Tracking structural H- and O-isotope exchange in smectite during bentonite-water interactions over a thermal gradient in the Alternative Buffer Materials experiments

In order to track structural stable hydrogen (H)- and oxygen (O)-isotope exchange between smectite and water over a thermal gradient, samples were studied from the Alternative Buffer Materials (ABM) 2 and 5 experiments conducted at the Äspö Hard Rock Laboratory in Sweden for five different bentonite materials. The ABM experiments were designed to investigate the stability of different bentonite materials of interest as buffers around canisters containing spent nuclear fuel in long-term underground repositories.
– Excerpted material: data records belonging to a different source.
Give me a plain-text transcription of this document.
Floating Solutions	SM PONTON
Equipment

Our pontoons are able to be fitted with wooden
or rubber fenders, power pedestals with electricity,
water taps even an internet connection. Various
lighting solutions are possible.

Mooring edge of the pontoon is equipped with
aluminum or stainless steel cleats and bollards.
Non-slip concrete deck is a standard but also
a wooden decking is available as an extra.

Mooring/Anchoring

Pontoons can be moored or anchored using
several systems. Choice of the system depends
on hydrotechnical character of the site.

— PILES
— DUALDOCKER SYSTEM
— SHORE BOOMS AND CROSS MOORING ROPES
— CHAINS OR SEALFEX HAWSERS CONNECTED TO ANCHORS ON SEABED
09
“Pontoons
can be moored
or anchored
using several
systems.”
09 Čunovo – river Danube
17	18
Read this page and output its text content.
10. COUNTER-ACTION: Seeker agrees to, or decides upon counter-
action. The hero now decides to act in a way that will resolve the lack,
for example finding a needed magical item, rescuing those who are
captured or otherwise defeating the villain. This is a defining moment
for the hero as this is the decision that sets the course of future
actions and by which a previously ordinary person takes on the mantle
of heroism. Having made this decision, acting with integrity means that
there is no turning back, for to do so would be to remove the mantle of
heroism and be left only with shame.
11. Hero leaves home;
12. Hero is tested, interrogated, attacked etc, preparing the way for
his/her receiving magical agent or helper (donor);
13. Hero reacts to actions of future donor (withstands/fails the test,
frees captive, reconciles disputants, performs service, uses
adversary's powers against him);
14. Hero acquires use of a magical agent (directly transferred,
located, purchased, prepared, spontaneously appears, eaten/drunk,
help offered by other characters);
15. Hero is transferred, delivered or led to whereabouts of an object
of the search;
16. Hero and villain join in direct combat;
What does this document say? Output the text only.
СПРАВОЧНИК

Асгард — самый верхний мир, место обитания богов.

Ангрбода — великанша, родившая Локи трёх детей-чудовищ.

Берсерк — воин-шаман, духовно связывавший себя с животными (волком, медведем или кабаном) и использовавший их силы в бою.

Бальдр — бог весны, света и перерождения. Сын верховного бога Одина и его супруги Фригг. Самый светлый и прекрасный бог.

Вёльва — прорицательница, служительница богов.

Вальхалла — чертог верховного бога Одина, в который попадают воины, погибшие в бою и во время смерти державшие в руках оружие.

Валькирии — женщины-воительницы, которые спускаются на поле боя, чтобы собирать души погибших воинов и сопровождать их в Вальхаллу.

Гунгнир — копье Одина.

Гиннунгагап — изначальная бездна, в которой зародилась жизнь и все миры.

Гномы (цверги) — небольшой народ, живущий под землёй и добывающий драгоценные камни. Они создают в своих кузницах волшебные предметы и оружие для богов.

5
The ABM2 and 5 experiments consisted of compacted bentonite discs stacked vertically around a central heating system in a host-rock borehole for several years, with this configuration intended to simulate heating that occurs during radionuclide decay. The ABM experiments provided a unique opportunity to track isotopic exchange between smectite and water in a long-term, imperfect, natural but still semi-controlled environment. Clear differences were observed for H-isotope compositions between the ABM2 and ABM5 packages. O-isotope compositions showed similar trends between the two ABM packages. In both ABM packages H- and O-isotope exchange was more progressed at higher temperatures but the mechanisms for H- and O-isotope exchange proceeded differently. H-isotope compositions nearly reached modeled equilibrium values at temperatures between 130 and 150 °C in the absence of any smectite alteration, which suggests proton exchange as the exchange mechanism. The percentage of exchange calculated for oxygen showed that it was far from reaching equilibrium and was more resistant to exchange than hydrogen. A dissolution/re-precipitation mechanism involving fine smectite most simply explains calculated percentages of oxygen exchanged that range between initial and modeled equilibrium O-isotope compositions.